Such tactics may make genteel Gold Coasters draw a disapproving breath, but they are being adopted by a growing number of buildings in New York. And for buildings that embrace medieval life in more than their “baronial living rooms,” there is even public shaming.
“Some buildings will put notices of who’s delinquent in the halls, the elevator, at the front desk,” co-op and condo board attorney Jeffrey Reich told The Observer. “What you might call Scarlet Letter techniques.”
Depriving guests of luxuries is increasingly popular with boards, Mr. Reich said, especially at condos. Co-ops are in a “first lien” position, meaning that they collect before the mortgage-holder. Not only do they get paid first, but banks will often pay a delinquent resident’s maintenance charges. Condo boards, on the other hand, get paid last and must either collect the scraps following foreclosure proceedings or win a money judgment against a delinquent tenant.
Moreover co-ops, unlike condos, did not engage in the amenities arms race of the early ’aughts that brought swimming pools and golf simulators, acres of shared terraces and media rooms rivaling movie theaters—felicities that can easily push maintenance costs above $1,000 a month, even for modest units (and unlike co-op charges, theirs don’t include the property tax bill).
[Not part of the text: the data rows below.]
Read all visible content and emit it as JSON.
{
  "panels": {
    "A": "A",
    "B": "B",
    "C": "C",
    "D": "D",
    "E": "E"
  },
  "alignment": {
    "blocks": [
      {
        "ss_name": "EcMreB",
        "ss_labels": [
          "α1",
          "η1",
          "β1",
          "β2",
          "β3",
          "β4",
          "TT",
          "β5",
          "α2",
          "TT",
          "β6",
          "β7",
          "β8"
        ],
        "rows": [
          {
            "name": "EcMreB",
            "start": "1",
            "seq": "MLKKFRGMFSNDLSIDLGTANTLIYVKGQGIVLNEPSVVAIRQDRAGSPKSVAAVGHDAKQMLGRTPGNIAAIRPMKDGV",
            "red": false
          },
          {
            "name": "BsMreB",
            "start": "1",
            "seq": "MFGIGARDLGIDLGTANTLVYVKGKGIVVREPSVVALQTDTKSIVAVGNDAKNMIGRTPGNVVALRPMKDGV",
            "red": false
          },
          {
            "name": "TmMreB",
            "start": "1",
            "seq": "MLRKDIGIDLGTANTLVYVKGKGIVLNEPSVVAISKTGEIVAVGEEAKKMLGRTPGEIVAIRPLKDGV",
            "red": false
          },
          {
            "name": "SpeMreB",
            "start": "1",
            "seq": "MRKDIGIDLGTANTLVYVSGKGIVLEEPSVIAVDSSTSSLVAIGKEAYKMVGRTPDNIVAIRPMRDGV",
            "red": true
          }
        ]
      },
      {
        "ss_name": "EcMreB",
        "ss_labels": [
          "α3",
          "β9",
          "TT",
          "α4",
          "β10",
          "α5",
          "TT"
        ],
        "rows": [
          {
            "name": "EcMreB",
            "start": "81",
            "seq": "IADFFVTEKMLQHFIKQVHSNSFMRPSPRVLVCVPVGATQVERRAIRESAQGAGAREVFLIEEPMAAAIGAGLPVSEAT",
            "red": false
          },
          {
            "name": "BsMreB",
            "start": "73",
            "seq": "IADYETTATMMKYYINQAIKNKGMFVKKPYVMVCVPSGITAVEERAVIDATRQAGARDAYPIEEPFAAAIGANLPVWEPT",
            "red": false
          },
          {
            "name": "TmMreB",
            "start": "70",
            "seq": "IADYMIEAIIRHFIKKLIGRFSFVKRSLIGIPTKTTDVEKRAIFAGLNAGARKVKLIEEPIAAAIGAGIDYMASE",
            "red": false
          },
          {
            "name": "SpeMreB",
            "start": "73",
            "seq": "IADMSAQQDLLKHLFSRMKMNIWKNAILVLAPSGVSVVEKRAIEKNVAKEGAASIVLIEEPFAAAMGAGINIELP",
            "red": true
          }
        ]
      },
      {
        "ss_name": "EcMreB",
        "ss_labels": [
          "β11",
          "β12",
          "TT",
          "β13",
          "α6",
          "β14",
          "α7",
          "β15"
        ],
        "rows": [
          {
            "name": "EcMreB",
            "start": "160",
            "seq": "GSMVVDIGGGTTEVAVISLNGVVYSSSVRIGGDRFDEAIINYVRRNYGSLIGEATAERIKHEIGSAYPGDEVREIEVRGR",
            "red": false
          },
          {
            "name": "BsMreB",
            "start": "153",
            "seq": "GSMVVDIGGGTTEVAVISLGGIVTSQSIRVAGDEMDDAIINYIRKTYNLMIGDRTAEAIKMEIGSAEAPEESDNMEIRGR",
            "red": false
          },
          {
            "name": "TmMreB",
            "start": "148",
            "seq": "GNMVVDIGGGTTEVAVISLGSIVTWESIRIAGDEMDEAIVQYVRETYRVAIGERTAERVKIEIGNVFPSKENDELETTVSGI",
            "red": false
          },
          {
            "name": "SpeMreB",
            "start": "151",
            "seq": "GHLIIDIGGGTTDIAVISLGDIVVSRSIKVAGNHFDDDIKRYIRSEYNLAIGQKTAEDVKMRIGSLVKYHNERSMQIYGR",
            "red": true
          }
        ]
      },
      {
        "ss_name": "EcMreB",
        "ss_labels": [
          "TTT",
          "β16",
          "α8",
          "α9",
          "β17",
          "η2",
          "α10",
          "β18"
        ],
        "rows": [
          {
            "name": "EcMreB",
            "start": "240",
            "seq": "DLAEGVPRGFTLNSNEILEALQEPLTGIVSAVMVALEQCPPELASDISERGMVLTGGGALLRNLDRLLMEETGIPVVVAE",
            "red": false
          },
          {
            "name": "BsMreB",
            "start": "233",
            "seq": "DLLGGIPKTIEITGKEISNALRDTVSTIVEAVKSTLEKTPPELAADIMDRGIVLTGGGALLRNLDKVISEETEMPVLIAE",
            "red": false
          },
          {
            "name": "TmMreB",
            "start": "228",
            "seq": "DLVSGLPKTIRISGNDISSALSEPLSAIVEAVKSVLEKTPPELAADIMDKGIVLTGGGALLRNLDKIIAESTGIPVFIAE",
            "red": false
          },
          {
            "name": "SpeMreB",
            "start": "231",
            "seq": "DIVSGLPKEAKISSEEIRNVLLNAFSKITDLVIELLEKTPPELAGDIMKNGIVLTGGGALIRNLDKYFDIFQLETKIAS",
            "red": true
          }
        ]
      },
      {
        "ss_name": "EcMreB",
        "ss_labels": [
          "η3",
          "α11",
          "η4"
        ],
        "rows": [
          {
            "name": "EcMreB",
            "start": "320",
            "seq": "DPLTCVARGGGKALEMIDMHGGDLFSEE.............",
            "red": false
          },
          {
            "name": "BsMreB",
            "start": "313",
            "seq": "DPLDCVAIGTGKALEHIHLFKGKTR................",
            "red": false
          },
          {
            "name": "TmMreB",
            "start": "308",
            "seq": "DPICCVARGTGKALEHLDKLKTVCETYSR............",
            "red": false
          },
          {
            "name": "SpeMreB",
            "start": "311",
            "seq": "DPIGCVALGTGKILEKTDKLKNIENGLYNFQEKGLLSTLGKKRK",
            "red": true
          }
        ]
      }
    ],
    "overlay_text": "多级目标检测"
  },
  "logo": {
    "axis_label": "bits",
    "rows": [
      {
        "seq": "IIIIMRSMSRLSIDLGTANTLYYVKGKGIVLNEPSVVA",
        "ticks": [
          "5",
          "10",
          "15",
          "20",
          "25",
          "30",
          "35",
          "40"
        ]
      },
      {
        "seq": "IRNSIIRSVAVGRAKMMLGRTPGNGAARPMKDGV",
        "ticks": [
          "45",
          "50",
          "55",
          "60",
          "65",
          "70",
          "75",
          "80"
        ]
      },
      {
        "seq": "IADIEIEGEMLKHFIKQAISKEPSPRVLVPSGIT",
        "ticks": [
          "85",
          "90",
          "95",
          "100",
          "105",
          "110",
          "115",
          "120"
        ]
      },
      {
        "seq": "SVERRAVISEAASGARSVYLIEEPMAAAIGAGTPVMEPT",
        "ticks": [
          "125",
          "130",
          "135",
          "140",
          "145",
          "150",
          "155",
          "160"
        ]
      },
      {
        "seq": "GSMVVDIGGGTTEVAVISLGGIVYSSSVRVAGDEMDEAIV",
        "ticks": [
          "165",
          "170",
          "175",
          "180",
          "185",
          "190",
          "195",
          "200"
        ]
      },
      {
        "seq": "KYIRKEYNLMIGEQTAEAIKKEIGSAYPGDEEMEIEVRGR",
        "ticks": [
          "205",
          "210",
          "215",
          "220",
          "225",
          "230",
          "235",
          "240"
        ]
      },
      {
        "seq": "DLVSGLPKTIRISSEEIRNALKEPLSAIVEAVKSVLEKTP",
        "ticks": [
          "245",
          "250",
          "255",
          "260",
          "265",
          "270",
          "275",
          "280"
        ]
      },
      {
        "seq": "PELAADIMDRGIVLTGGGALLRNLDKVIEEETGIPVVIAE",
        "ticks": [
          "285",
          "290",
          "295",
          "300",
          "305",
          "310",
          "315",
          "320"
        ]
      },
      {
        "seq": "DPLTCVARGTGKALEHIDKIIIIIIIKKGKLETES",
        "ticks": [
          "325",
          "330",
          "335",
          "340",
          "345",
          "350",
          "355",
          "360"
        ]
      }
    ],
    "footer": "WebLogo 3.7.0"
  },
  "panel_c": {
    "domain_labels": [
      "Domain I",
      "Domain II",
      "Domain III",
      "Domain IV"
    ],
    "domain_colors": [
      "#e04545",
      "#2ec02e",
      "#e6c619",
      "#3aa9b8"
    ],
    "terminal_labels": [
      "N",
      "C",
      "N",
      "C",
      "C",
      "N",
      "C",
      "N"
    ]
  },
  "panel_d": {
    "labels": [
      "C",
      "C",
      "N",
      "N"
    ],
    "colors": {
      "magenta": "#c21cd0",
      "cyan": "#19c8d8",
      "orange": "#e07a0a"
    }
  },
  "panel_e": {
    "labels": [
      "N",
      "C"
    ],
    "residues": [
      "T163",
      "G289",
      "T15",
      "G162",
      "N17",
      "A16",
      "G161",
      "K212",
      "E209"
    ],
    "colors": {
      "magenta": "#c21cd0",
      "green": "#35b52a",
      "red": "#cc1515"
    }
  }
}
Also, resentment builds much faster when you see your deadbeat neighbors sunning themselves by the pool.
“If one or more shareholders aren’t paying, the cash requirements still have to be met,” said Eva Talel, an attorney at the law firm Strook, Strook & Lavan, which advises hundreds of building boards and is the in-house counsel to REBNY. “It’s not just a matter of frustration—it can really become a matter of economic hardship, especially in smaller buildings.”
Restriction measures, Ms. Talel added, are not intended to be punitive—it’s just another means of getting the maintenance paid—but she admitted that they might feel that way.
“I haven’t heard of any fisticuffs on account of people having to go down to pick up their Chinese food,” Ms. Talel said. “But I expect that people are not happy when it happens. And that’s the idea.”
Fisticuffs no, but temper tantrums? Definitely.
“They create scenes,” sighed Midboro Management president Michael Wolfe. Midboro is careful to notify residents before they’re cut off, to eliminate surprises, Mr. Wolfe said, and publicizes the policy so that those with deactivated keycards will be less likely to rap at the doors with sob stories of mysterious demagnetizations. But still, there are scenes.
One of the on-site managers related to The Observer how one man last week became “very upset and screamed at the people in the pool to let him in: ‘I’m an owner here, how can you not let me in?’
“Usually, they’ll try to bluff their way out of it, but if it’s hot enough, they’ll come back with a check,” Mr. Wolfe quipped. “It is an effective tool. When the amenities are gone, certainly, life isn’t as pleasing as it might be. Also, it’s embarrassing.”
And what are the most “effective” amenities to cut-off?
“I think parking is the most painful, although I hate to use the word painful,” Mr. Wolfe struggled to find a softer word choice, finally settling on “the most motivating.”
Other management companies said that they have seen similarly promising results.
“People are angry, but sometimes things get resolved, or at least resolved quicker, when they don’t have access to the amenities,” explained David Wurtzel, the president of Cooper Square Realty.
And even the loss of small luxuries can be nettlesome. A resident of Chelsea condo Chadwin House who hadn’t paid his common charges for years and had a unit in foreclosure, pleaded with the judge to restore his doorman services if he started paying his monthly fees again, according to Robert Holland, a lawyer who represents the Chadwin House board.
“He was complaining that the doorman wouldn’t open the door for him or accept his food deliveries,” Mr. Holland said. The judge was sympathetic. The man started paying around $500 a month common charges, although, given that he still owes more than $40,000 to the board—a debt that remains unresolved—it’s hardly a fairy-tale ending.
Paul Brensilber, president of Jordan Cooper & Associates, the management company that oversees not only Wellington Tower, but a handful of other buildings that have taken a hard line on amenities, has mixed feelings about the practice.
“It’s never a good thing to have owners fighting against owners. It adds a lot of tension to the relationship between neighbors,” he said. “And while, from a sporting perspective, it’s interesting to watch, it puts the building staff in a bad position.
“If the goal is to get paid, I haven’t seen that yet,” Mr. Brensilber added. “But foreclosures take forever and a few shareholders can dramatically impact a condo’s budget. Other owners have to increase their common charges to make up for lost revenue. It’s ugly.”